- A Hanna é filha de Íris - Skyler repetiu pela milésima vez, enquanto seguíamos de volta para o chalé de Hermes, como se o show pirotécnico de luzes proporcionado especialmente pela deusa mensageira não tivesse deixado o fato esclarecido o bastante.
Depois da cena chocante - pelo menos, foi o que presumi pela clima de assombro e incredulidade que tomou o refeitório após Hanna ser reclamada -, a recém descoberta filha de Íris saiu do pavilhão como um furacão e foi seguida por uma garota que eu não conhecia. Quis perguntar quem ela era, mas meus colegas de mesa logo começaram uma discussão acirrada sobre o que tínhamos acabado de presenciar e o pensamento fugiu da minha mente.
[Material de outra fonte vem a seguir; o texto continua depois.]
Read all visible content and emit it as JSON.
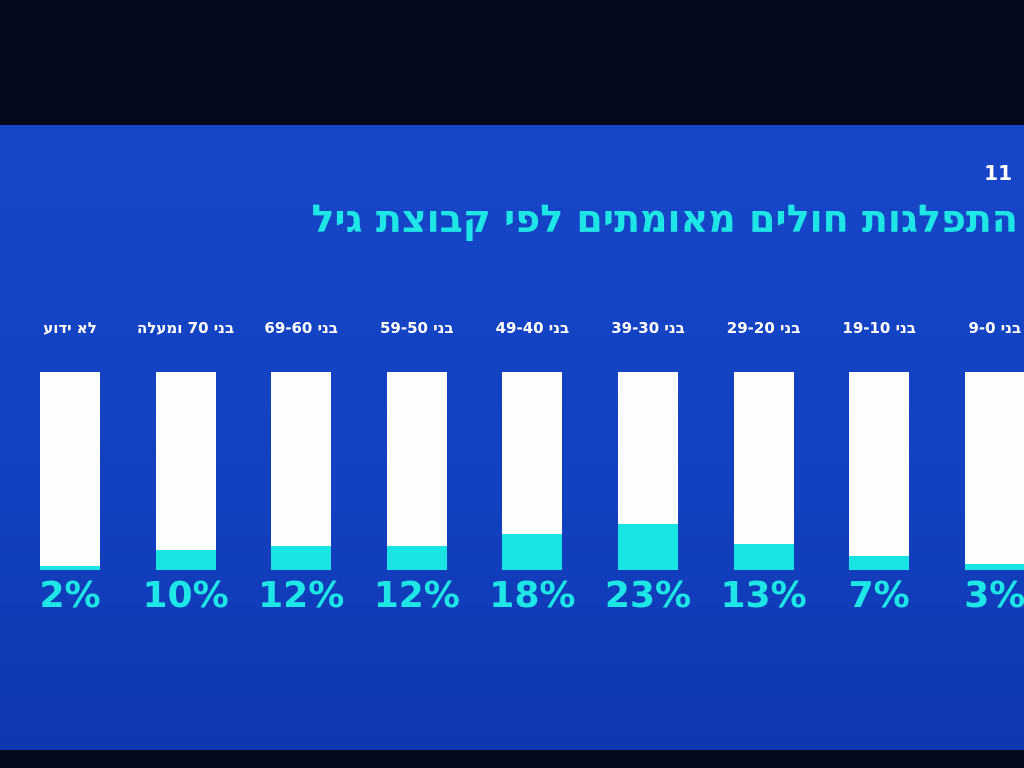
{
  "logo": "11",
  "chart_data": {
    "type": "bar",
    "title": "התפלגות חולים מאומתים לפי קבוצת גיל",
    "categories": [
      "לא ידוע",
      "בני 70 ומעלה",
      "בני 69-60",
      "בני 59-50",
      "בני 49-40",
      "בני 39-30",
      "בני 29-20",
      "בני 19-10",
      "בני 9-0"
    ],
    "values": [
      2,
      10,
      12,
      12,
      18,
      23,
      13,
      7,
      3
    ],
    "value_labels": [
      "2%",
      "10%",
      "12%",
      "12%",
      "18%",
      "23%",
      "13%",
      "7%",
      "3%"
    ],
    "color": "#19e3e3",
    "ylim": [
      0,
      100
    ]
  }
}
Quando o jantar acabou, nos reunimos com outros semideuses no anfiteatro, onde aconteciam as famosas fogueiras. Depois de assistirmos a alguns números musicais proporcionados pelos filhos de Apolo e uma competição de dança entre sátiros e filhos de Afrodite, Skyler e eu decidimos que tinha sido emoção o suficiente para um único dia e resolvemos voltar para o chalé 11. Foi então que ela reviveu o maior acontecimento da noite, quando passamos em frente ao chalé de Íris - esse que, por sinal, estava estranhamente silencioso - durante o caminho.
- Vem cá - aproveitei que ela tinha retomado o assunto para tirar uma dúvida que pairava em minha mente desde cedo -, por que o pessoal sugeria deuses e deusas quando estavam discutindo sobre quem eles achavam que era o parentesco divino da Hanna?
Skyler demorou o tempo que levamos para alcançar a entrada do chalé de Hermes para compreender a minha pergunta.
- Ah, é porque a Hanna é órfã. Tudo o que a gente sabe é que ela fugiu do orfanato em que morava dois anos atrás e veio parar aqui. Nós não sabíamos se ela era órfã de mãe ou o pai, por isso não sabíamos se ela era filha de um deus ou uma deusa - explicou, em um tom mais baixo. Sua expressão, pela primeira vez desde que a conheci no começo do dia, ficou séria. - A Hanna mora aqui no Acampamento, May. Ela não tem pra onde ir. Bom, até hoje, né.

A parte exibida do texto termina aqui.